Wren wandered outside to look at the northern lights and hasn’t come back. I joined her out there for five minutes or so, and saw nothing but a bunch of people admiring a thin, undulating smudge of pale green above the shipping cranes, so I went back to bed. The next-door neighbour says Wren told him that no way was she missing out on the most spectacular show of aurora borealis in five hundred years, and that she was headed for the park, hoping to catch them dancing more enthusiastically over the harbour there. The woman at the end of the block was up with her baby, pacing at the window. She says Wren waved at her as she ran by. The man who sleeps by the CN Rail fence with his pit bulls says that when the dogs heard her coming, they got excited. He let them out of the tent so they could get one of the treats she keeps in her pockets. That was a few moments before the sky cracked open and the star matter fell.

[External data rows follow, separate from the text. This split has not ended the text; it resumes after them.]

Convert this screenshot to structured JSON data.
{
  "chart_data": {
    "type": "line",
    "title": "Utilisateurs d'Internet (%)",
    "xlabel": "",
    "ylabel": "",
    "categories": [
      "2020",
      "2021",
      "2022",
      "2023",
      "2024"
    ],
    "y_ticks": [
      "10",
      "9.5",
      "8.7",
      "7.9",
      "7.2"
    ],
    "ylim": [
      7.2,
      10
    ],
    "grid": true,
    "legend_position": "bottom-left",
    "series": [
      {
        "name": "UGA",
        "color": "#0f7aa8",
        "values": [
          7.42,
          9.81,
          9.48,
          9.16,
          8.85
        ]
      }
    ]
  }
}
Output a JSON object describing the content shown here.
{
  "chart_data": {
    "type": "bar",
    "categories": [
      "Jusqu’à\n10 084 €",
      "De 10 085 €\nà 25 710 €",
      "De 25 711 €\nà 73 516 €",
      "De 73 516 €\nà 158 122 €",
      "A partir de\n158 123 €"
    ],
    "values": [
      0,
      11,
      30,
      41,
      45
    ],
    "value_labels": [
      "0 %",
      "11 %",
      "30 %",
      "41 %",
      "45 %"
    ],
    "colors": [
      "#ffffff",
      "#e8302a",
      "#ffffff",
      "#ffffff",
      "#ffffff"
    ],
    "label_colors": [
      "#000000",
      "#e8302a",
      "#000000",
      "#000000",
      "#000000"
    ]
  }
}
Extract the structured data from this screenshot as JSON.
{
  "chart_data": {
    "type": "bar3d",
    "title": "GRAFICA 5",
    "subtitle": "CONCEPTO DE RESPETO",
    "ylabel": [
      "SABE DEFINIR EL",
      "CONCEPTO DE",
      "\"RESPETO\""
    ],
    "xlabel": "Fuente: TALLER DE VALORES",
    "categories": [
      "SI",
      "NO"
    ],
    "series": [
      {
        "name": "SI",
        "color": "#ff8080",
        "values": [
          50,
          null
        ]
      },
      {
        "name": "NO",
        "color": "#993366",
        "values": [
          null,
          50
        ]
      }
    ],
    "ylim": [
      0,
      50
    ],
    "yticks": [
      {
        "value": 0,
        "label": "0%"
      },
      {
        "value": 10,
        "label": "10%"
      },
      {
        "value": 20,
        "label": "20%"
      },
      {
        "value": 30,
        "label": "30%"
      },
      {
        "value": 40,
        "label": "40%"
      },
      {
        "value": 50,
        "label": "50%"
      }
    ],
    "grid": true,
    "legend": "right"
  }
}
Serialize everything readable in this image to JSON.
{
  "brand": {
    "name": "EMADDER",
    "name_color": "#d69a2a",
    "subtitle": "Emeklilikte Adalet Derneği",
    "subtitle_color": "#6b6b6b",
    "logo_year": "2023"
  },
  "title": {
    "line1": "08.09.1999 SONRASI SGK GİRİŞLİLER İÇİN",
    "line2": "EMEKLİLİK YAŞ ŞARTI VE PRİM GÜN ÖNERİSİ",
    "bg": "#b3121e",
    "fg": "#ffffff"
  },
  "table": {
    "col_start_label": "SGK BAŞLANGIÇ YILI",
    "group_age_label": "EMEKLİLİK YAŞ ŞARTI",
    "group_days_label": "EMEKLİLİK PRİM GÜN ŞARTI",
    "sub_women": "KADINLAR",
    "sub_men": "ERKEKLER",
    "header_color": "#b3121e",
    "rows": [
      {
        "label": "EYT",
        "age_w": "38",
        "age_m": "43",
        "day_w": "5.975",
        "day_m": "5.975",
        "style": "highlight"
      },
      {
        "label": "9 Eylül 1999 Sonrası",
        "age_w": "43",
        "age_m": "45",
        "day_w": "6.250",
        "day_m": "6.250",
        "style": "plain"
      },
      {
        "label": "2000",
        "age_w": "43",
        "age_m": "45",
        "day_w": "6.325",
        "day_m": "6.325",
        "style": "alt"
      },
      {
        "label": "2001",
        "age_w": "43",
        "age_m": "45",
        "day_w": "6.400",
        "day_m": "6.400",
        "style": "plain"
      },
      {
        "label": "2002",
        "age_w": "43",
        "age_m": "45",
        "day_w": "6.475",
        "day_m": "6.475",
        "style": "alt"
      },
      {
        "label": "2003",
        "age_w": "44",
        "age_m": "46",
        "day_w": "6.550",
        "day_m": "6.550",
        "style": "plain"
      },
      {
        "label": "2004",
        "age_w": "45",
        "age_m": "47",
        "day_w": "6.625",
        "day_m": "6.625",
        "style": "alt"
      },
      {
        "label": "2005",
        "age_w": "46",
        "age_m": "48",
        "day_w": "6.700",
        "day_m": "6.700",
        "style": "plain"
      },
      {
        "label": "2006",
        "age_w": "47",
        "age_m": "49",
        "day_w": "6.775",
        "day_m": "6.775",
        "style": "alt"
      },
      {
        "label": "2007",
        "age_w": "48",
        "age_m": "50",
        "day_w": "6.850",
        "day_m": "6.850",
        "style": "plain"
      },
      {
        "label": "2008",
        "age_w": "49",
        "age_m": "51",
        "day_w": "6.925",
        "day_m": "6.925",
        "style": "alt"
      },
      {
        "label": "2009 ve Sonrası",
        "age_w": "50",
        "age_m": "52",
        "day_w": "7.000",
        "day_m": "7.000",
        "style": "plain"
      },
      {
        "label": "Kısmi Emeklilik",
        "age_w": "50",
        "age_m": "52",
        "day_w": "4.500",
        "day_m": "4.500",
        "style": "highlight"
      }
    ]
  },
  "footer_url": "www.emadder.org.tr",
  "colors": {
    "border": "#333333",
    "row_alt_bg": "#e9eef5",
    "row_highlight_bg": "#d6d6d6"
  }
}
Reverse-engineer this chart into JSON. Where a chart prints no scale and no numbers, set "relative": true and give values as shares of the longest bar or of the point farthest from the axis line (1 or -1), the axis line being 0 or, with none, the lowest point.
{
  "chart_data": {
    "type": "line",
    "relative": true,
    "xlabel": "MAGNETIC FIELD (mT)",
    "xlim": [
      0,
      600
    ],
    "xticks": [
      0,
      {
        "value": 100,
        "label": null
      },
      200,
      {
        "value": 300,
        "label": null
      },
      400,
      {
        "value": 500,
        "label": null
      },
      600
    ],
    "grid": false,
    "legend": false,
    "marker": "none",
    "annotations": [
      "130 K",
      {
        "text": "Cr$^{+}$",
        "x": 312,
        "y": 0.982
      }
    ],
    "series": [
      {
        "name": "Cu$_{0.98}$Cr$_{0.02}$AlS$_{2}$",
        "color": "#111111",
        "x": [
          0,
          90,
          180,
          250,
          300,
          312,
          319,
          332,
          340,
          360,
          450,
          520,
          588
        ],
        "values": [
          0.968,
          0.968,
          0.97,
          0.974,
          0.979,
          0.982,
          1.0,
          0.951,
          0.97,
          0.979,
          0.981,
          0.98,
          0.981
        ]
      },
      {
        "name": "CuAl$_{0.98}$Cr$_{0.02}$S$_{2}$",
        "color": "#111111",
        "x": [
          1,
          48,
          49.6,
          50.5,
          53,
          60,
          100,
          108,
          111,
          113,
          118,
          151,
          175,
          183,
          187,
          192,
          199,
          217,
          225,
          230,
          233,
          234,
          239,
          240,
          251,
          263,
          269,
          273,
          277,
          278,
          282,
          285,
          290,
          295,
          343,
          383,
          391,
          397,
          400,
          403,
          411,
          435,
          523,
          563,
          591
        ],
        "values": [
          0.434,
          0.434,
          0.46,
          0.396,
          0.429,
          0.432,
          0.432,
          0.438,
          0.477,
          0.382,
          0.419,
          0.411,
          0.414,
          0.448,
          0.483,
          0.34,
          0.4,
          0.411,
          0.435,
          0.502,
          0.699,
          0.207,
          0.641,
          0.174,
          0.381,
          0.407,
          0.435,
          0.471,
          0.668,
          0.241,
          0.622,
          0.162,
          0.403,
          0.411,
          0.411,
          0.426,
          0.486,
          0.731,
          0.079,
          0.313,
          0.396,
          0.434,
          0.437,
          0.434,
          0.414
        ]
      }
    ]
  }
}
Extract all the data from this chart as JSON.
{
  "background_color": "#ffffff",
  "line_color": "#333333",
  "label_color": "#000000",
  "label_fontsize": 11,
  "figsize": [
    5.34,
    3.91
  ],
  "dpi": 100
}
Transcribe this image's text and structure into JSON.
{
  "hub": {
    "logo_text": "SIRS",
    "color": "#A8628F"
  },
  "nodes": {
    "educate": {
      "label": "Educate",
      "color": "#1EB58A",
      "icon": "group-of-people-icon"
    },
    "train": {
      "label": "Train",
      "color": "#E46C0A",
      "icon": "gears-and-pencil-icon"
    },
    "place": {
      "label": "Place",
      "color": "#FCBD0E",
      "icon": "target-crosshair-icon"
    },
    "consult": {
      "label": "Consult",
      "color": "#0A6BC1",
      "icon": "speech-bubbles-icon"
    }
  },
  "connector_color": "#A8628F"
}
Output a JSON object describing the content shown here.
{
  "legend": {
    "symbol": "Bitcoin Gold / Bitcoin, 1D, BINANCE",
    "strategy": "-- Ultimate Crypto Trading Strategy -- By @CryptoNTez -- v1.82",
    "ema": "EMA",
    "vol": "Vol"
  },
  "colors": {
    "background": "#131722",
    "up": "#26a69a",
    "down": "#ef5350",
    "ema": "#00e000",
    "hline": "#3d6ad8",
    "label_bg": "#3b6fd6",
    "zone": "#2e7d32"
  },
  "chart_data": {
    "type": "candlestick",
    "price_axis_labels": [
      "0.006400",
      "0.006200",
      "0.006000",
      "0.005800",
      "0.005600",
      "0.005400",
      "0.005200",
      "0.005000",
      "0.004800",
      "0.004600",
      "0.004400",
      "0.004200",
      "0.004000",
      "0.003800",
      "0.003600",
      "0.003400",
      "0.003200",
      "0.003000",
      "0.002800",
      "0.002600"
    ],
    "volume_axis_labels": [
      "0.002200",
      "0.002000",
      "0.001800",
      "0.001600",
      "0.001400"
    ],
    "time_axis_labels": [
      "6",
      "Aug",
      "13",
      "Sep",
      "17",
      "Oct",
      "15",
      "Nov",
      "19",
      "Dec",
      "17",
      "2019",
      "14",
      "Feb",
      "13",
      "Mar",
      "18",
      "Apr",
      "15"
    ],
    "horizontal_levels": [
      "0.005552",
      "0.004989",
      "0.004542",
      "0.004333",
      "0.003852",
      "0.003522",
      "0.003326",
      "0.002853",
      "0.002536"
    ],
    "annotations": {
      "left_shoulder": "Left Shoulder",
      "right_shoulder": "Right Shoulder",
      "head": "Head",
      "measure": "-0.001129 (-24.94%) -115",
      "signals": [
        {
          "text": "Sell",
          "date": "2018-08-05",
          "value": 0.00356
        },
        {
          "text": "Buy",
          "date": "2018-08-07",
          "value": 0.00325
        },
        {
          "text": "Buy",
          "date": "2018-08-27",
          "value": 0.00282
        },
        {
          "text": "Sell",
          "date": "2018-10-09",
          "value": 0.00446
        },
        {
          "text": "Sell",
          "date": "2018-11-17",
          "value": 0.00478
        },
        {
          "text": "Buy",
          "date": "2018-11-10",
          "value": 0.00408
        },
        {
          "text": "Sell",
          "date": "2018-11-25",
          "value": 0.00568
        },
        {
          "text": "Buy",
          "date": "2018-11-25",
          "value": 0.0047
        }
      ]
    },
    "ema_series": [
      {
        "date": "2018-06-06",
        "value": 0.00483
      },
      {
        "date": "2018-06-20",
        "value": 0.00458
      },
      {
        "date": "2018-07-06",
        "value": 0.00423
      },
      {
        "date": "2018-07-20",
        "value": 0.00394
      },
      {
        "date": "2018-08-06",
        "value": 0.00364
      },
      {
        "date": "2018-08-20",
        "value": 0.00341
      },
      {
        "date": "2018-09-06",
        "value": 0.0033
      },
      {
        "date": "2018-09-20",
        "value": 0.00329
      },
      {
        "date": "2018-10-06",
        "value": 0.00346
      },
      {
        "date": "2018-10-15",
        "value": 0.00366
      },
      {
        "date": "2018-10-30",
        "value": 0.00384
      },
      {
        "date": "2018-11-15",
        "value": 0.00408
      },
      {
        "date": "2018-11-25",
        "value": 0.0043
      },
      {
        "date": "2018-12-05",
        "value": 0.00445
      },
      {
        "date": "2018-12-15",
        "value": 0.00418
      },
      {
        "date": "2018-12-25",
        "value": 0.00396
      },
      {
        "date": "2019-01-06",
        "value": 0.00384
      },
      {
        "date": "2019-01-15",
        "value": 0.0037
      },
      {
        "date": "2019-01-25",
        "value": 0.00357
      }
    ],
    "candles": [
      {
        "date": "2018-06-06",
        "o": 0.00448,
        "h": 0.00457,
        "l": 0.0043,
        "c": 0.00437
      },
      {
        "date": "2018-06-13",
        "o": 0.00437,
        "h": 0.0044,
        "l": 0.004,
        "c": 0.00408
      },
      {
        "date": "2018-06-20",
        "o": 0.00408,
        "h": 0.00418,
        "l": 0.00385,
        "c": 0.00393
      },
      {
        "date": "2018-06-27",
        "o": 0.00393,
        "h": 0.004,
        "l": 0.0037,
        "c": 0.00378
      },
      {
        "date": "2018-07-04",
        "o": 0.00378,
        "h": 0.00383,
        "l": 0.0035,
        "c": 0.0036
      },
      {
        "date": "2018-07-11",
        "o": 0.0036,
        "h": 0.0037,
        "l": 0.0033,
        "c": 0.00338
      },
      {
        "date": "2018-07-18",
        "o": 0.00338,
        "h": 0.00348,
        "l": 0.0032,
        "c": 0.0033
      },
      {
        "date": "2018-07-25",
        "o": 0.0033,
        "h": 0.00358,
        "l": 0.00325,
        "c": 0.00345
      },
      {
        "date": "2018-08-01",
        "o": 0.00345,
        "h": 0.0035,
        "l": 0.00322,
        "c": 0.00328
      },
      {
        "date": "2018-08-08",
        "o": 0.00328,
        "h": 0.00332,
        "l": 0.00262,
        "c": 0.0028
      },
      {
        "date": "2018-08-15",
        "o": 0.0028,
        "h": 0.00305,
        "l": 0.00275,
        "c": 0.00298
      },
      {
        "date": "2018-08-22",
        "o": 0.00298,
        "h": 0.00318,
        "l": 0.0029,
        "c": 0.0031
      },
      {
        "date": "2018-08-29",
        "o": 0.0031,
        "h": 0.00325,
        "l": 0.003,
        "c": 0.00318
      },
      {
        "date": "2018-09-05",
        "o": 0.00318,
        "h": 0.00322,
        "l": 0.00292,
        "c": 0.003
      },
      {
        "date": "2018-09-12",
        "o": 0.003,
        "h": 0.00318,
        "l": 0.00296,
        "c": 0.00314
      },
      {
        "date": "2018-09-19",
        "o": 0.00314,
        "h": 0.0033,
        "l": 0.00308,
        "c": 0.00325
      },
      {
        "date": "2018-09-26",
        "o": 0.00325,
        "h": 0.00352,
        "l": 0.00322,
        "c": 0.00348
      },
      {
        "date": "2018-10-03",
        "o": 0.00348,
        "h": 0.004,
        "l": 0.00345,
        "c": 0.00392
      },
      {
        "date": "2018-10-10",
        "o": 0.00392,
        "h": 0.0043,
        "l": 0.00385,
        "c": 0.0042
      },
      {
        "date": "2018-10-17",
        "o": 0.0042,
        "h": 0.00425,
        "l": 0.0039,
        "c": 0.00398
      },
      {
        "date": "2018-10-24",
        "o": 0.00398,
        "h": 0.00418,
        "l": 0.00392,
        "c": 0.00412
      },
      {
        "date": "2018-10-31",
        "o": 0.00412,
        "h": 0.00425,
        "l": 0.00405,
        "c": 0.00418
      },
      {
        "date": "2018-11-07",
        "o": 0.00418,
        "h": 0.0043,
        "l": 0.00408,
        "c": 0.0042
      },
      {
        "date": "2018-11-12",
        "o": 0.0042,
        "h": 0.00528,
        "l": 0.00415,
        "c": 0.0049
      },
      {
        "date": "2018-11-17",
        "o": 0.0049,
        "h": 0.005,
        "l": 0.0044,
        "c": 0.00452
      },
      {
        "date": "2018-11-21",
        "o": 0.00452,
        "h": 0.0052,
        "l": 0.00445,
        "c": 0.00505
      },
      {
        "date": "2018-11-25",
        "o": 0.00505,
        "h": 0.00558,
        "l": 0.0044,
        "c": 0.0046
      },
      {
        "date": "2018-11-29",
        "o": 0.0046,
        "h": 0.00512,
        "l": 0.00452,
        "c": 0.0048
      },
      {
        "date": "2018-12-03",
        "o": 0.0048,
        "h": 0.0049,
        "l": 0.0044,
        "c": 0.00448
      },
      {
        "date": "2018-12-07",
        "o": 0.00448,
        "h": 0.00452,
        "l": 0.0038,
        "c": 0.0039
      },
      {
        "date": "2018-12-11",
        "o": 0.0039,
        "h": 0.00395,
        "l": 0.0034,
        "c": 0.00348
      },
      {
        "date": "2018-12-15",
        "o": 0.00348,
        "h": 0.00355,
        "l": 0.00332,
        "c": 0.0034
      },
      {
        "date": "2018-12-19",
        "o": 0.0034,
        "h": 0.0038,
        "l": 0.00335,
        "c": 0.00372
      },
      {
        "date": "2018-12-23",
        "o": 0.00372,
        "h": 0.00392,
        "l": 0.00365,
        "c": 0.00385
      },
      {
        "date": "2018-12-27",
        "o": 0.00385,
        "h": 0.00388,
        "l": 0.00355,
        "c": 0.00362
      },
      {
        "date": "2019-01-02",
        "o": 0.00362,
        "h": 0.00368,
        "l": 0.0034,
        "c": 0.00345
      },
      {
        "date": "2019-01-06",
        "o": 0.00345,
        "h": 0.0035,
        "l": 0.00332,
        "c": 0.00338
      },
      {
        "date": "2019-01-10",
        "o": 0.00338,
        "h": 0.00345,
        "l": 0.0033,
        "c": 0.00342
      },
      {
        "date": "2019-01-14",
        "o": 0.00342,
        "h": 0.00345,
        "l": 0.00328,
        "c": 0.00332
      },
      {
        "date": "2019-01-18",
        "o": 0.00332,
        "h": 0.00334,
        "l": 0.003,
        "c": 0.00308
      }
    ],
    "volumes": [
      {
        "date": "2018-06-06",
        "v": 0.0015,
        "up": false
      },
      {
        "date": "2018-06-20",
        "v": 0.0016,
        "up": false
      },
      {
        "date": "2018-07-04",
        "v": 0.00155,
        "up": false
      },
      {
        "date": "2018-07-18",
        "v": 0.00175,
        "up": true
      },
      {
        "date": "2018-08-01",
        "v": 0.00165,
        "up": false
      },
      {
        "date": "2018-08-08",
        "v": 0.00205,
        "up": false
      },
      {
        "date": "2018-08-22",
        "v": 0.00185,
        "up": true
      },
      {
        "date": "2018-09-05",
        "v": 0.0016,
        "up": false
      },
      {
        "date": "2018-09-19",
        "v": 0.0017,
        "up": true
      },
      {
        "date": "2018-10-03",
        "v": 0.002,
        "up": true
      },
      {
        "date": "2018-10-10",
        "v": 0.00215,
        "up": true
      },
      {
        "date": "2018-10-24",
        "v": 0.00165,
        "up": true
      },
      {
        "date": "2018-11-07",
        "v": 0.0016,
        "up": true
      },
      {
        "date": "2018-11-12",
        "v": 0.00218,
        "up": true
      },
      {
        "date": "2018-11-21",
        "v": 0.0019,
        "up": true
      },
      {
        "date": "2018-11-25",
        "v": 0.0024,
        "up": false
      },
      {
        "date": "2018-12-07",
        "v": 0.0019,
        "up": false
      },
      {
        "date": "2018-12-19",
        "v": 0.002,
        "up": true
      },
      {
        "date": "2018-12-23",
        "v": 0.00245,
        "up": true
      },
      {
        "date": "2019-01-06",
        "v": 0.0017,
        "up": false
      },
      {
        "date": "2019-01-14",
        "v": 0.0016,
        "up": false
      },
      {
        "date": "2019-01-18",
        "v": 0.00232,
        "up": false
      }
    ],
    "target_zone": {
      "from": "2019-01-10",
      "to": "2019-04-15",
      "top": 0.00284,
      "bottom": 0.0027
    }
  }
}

The clatter of all that diamond light hitting the roof woke me up. The cat freaked out and wedged herself into the hole Wren kicked in the wall that time the truck convoy drove down 1st Avenue, barging into our neighbourhood with their Fuck Trudeau signs and anti-vax rhetoric and their goddamned Canadian flags, wrecking it for all the sensible people. Anyway, the cat has been in there for the two days since. I put down some tuna to coax her out, but so far she’s ignored it.
News reports say the particulates fell for less than three seconds, even though the damage to roads and crops will take years to fix. I watched satellite footage of the instant the aurora borealis turned on their edge and sliced right through the exosphere, as though determined to pull us out before we died inside the mother. There’s no way of telling if that’s not, in fact, what happened to Wren.
The CN Rail security cameras captured those two pit bulls looking for another treat, their big blocky heads tilted toward the sky as it zipped back up. Their owner appears a few seconds later. He grabs the dogs by their collars and drags them out of the frame, and then all that’s left is the railyard with its slumbering trains and the fence with the overgrown blackberry bushes and the divots the stars made in the sidewalk.
Wren eats those berries right off the bush, even though they’re always dusty with train grime. She doesn’t care. She says the sweetness is worth the grit.